Die Anwendung einer Außenseitermethode unterscheidet sich – wie die Anwendung neuer Behandlungsmethoden oder die Vornahme von Heilversuchen an Patienten mit neuen Medikamenten – von herkömmlichen, bereits zum medizinischen Standard gehörenden Therapien vor allem dadurch, dass in besonderem Maße mit bisher unbekannten Risiken und Nebenwirkungen zu rechnen ist. Deshalb erfordert die verantwortungsvolle medizinische Abwägung einen besonders sorgfältigen Vergleich zwischen den zu erwartenden Vorteilen und ihren abzusehenden, zu vermutenden oder aufgetretenen Nachteilen unter besonderer Berücksichtigung des Wohles des Patienten. Der behandelnde Arzt muss zwar nicht stets den sichersten therapeutischen Weg wählen, doch muss bei Anwendung einer solchen Methode ein höheres Risiko für den Patienten in besonderem Maße eine sachliche Rechtfertigung in den Sachzwängen des konkreten Falles oder in einer günstigeren Heilungsprognose finden.
Die Wahl der Behandlungsmethode und die Weiterbehandlung als solche sind kein einmaliger Vorgang zu Beginn des Eingriffs. Der Arzt hat sich im Verlauf der Behandlung wiederholt zu vergewissern, ob die Wahl und der Verlauf der Behandlung nach Chancen und Risiken dem Wohl des Patienten entsprechen. Diese Verpflichtung zur Überprüfung der Behandlungsmethode gilt erst recht, wenn im Verlauf der Behandlung Komplikationen auftreten. In diesem Fall muss der Arzt sich über deren Ursache vergewissern und darf die Behandlung nur fortsetzen, wenn auszuschließen ist, dass die Komplikationen durch die Behandlung verursacht sind.
Gerade weil hier eine neue Methode angewendet wurde war der Arzt nach Auftreten der Schmerzen gehalten, intensiv den weiteren Verlauf der Behandlung zu hinterfragen. Die bloßen telefonischen Nachfragen reichten trotz der Unterbringung der Patientin im Krankenhaus nicht. Bei Anwendung einer Außenseitermethode ist nicht der „normale“ Sorgfaltsmaßstab, also der eines durchschnittlichen Arztes, sondern grundsätzlich der Sorgfaltsmaßstab eines vorsichtigen Arztes entscheidend. Bei der Wahl einer anerkannten Behandlungsmethode hätte das Verhalten des Arztes dem „normalen“ Sorgfaltsmaßstab durchaus entsprochen. Der hier geforderte vorsichtige Arzt hätte die Patientin hingegen selbst eingehend untersucht und danach die weitere Therapie abgestimmt.
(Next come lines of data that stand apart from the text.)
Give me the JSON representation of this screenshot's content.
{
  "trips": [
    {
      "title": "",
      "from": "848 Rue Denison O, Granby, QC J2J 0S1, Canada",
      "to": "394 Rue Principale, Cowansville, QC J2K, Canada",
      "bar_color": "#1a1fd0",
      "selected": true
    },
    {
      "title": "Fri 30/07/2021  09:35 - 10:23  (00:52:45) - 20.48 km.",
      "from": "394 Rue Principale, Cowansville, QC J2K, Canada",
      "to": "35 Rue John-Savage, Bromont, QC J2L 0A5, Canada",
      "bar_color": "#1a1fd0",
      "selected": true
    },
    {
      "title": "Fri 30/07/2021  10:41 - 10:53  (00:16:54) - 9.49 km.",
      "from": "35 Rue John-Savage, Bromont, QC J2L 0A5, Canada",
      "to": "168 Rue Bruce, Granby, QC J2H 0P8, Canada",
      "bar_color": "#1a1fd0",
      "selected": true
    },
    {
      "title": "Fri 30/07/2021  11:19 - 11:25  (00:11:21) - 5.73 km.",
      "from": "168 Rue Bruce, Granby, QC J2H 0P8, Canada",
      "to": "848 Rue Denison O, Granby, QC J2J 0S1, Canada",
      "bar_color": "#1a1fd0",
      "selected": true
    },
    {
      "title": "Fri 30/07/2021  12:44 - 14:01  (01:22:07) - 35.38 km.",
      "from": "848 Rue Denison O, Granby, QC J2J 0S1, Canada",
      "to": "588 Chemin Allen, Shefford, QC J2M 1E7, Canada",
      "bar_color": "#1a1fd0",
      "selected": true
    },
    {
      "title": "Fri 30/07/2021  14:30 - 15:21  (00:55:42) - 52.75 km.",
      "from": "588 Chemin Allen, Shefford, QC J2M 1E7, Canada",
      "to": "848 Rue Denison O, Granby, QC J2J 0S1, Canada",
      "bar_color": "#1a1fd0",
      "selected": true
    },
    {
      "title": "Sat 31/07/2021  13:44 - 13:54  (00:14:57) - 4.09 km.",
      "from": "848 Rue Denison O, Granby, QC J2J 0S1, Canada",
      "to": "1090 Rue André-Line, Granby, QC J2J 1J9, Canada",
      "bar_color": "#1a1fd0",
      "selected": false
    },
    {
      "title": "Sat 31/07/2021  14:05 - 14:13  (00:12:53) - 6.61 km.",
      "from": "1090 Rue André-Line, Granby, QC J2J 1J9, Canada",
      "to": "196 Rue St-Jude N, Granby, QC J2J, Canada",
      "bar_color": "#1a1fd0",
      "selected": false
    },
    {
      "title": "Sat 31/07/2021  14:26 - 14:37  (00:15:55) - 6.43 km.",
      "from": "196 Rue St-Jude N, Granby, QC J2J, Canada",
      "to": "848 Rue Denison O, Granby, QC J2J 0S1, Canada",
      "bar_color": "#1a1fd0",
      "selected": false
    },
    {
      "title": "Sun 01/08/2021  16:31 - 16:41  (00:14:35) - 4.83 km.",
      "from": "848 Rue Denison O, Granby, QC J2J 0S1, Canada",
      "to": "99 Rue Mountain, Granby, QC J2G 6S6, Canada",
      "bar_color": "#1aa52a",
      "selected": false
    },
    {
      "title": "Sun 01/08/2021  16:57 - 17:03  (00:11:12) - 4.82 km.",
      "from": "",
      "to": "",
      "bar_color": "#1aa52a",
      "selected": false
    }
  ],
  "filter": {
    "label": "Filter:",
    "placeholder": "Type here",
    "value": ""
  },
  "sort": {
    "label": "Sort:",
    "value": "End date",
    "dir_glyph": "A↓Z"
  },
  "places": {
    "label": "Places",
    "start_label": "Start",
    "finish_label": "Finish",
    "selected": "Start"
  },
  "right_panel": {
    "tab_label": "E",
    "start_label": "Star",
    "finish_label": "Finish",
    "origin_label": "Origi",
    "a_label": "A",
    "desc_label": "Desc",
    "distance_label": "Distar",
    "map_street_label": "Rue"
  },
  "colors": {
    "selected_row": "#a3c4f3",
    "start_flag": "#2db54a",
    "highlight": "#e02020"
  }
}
Auch die Aufklärung war nach Auffassung des BGH für die Wahl einer Außenseitermethode nicht ausreichend. In so einem Fall müssen dem Patienten nicht nur die Risiken und die Gefahr eines Misserfolges des Eingriffs erläutert werden, sondern er ist auch darüber aufzuklären, dass der geplante Eingriff (noch) nicht medizinischer Standard ist und seine Wirksamkeit statistisch (noch) nicht abgesichert ist.
Tipp für die Praxis:
Bei Außenseitermethoden muss die Aufklärung folgende Punkte enthalten:
Für und Wider sowie die Risiken der Methode
Gefahr eines Misserfolges
Hinweis, dass der Eingriff (noch) nicht medizinischer Standard ist und seine Wirksamkeit statistisch (noch) nicht abgesichert ist, zum Beispiel mit dem Hinweis: „klinisch-experimentell“
Weiterhin muss die Behandlung mit äußerster Sorgfalt durchgeführt und überwacht werden, dann steht auch einer Wahl von Neuen Methoden nichts entgegen.